I mean with respect to the HCP IDs. Of course the original participant names are not present in the original dataset, but you would be surprised how few demographic details are necessary for de-anonymization. To gain access to the original HCP dataset, it is necessary to sign a form attesting that you will not attempt to de-anonymize that participants. But that is not possible to enforce here, hence the extra steps required…

raul.rodriguezcruces · July 15, 2020, 8:36pm

I have signed that form before for my personal research. Could a possible solution be to do this extra steps within our pods for our specific project aims, give you the proofs sign in HCP and obtain the subject’s lookup table from you? all backup, protected and private in our local repositories.

michaelwaskom · July 15, 2020, 8:53pm

I don’t know. I am not responsible for the decision about what to release or not to release. I am just passing information back and forth. What I can say at the moment is that the organizers were firm in their decision not to release demographic information and, for the time being, to discourage project ideas that assume this will be available.

raul.rodriguezcruces · July 15, 2020, 9:13pm

Thank you so much for your reply. We are not interested in the demographic but behavioural data related to the fMRI tasks. As you stated before some efforts are underway to distribute it maybe tomorrow. I think we’ll just wait.
However I don’t think that taking this decision will discourage good project ideas from students, HCP is widely know by the neuroimaging community. I strongly believe that is better to foster good scientific practices than try to avoid the extra steps (anonymize, consents, ethics).

azg · July 16, 2020, 2:17pm

Hi! Our group is also wondering if we will be able to get additional behavioral data.

In the social cognition task data, “unsure” and “random/non-social” responses are lumped together - we were hoping to get the behavioral data to disentangle this a bit.

michaelcohen · July 16, 2020, 4:32pm

Hi,
Our group also was hoping to link neural measures with behavioral measures (e.g., social well-being) that are available in the unrestricted HCP dataset.

Because these measures in the unrestricted dataset, and as far as I can tell there would be no way to identify participants using any of these measures, we’re hoping that this could be accessible. Is that a part of what’s being worked on to be released?

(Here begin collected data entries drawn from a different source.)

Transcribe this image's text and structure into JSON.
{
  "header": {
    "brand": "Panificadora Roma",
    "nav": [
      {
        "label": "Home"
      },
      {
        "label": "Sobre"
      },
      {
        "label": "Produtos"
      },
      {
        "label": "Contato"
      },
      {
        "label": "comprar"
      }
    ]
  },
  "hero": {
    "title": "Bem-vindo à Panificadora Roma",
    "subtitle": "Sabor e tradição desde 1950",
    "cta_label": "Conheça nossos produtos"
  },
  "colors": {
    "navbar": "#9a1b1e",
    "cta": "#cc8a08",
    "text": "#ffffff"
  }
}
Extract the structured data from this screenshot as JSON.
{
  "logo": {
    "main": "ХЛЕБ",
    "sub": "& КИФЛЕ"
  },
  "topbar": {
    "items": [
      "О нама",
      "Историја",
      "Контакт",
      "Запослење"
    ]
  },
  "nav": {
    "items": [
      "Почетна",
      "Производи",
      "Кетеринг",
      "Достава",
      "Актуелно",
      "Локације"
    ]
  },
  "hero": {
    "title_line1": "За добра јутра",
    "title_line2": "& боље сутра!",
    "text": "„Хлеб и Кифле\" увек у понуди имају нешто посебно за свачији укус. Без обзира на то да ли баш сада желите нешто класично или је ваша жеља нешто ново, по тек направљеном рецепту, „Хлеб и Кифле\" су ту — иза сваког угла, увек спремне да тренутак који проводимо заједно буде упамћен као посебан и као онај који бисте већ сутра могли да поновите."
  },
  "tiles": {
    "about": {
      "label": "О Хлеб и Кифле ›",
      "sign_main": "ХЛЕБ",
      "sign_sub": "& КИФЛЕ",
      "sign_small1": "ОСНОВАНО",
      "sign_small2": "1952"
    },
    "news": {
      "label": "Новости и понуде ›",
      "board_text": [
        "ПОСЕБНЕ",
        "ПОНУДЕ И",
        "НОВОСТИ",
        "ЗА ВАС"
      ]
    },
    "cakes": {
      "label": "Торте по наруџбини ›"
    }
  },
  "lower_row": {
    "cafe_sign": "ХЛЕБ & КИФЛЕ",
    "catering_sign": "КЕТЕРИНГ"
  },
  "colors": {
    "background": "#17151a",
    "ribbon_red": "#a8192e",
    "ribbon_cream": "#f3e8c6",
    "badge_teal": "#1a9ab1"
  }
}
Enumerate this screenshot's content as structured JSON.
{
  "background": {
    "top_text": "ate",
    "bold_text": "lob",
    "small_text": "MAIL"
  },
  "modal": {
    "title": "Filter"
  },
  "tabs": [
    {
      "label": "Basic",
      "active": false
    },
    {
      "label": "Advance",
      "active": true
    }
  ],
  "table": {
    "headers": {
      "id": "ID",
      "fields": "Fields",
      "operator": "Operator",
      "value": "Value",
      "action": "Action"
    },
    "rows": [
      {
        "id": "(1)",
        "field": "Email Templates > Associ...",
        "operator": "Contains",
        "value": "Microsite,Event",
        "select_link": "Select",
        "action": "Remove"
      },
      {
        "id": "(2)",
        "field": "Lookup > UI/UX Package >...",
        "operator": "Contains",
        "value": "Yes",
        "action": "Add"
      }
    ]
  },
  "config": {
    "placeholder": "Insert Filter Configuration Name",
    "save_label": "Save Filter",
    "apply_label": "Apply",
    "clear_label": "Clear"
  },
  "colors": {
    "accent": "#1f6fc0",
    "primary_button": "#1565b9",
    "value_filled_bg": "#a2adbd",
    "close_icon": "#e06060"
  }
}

Or alternatively, would it be possible to share the linkage from the subject numbers in the NMA version of the HCP dataset, to the main HCP subject numbers? This way, we would download the behavioral data spreadsheet ourselves from the HCP server, which would require agreeing to the data use policies on there.

robbisg · July 16, 2020, 4:48pm

Also one of my groups would like to use only behavioural data (not demographic!) for their idea.

So I’m following the discussion!

Cheers,

michaelcohen · July 16, 2020, 5:08pm

Our group had discussed E-mailing John Murray, who seems to be the one who coordinated the NMA version of the HCP dataset. Have you or anyone else reached out to him?
(Not sure if it’s reasonable to do that or if we should keep the discussion on here instead…)

michaelcohen · July 17, 2020, 12:45am

Hi all,
I E-mailed John Murray this afternoon, and just got the following E-mail back:

“I’ve just passed along to Michael Waskom this mapping between NMA index and HCP subject IDs, so it should be available to you soon.”

So if all goes according to plan, hopefully we’re all in luck!

johnmurray · July 17, 2020, 12:52am

Y’all can also message me here! Happy to discuss

raul.rodriguezcruces · July 17, 2020, 2:05pm

thank you for the update to HCP dataset!